How Bcrypt Hashing Works

How Bcrypt Hashing Works

Bcrypt is a password hashing function designed in 1999 by Niels Provos and David Mazières. It is based on the Blowfish block cipher and incorporates a salt and an adaptive cost factor, making it resistant to brute-force attacks even as hardware improves over time.

The Blowfish Foundation

Blowfish is a symmetric-key cipher that uses an expensive key setup phase. Bcrypt exploits this property by running the key setup — known as Eksblowfish (Expensive Key Schedule Blowfish) — repeatedly.
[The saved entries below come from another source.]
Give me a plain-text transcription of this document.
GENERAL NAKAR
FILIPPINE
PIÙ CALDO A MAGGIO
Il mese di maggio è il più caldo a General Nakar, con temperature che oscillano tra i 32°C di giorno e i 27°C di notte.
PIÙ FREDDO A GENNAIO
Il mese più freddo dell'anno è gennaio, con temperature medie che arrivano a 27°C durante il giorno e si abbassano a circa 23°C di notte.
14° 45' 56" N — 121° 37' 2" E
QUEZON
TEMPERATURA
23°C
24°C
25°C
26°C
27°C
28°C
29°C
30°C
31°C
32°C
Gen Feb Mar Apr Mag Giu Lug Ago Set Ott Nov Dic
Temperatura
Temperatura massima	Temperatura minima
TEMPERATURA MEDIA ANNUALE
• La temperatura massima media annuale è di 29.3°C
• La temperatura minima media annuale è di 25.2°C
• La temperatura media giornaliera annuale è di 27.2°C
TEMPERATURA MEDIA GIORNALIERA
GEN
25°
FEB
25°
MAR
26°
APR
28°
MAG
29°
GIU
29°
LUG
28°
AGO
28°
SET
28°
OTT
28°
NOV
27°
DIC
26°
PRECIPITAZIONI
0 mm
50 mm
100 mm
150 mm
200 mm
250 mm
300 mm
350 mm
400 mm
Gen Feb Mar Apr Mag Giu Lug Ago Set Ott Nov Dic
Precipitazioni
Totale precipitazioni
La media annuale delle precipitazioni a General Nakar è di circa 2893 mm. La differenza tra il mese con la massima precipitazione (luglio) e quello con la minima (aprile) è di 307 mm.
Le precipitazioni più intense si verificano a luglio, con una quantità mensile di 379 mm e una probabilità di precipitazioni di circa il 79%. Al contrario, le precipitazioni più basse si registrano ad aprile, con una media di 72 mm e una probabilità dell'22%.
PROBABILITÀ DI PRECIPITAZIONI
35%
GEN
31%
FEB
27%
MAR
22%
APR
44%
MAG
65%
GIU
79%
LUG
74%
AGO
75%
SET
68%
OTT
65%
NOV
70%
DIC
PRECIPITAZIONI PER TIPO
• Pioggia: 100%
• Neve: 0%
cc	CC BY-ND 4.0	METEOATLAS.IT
The number of iterations is controlled by the cost factor, making the hash computation intentionally slow.

Step-by-Step Process

1. Generate a salt — a 16-byte random value, encoded in a custom Base64 alphabet
2. Expand the key — combine the password and salt through the Eksblowfish setup, repeating 2^cost times
3. Encrypt — encrypt the 24-byte constant string "OrpheanBeholderScryDoubt" using the expanded key, running 64 rounds of Blowfish encryption
4. Encode — concatenate the version identifier, cost factor, salt, and ciphertext into the final hash string

Why "Adaptive"?

The cost factor (also called work factor or salt rounds) lets you increase the computational effort without changing the algorithm. When hardware becomes faster, you simply increase the cost factor. A cost of 10 requires 1,024 iterations; cost 12 requires 4,096.

Key Properties

• One-way — you cannot reverse a bcrypt hash to recover the original password
• Salted — each hash includes a unique salt, so identical passwords produce different hashes
• Slow by design — deliberate slowness defeats GPU-accelerated brute-force attacks
• Deterministic verification — given the same password and salt, the same hash is always produced, allowing verification without storing the plaintext

Bcrypt remains one of the most widely recommended password hashing functions, used by frameworks like Ruby on Rails, Django, Spring Security, and Laravel.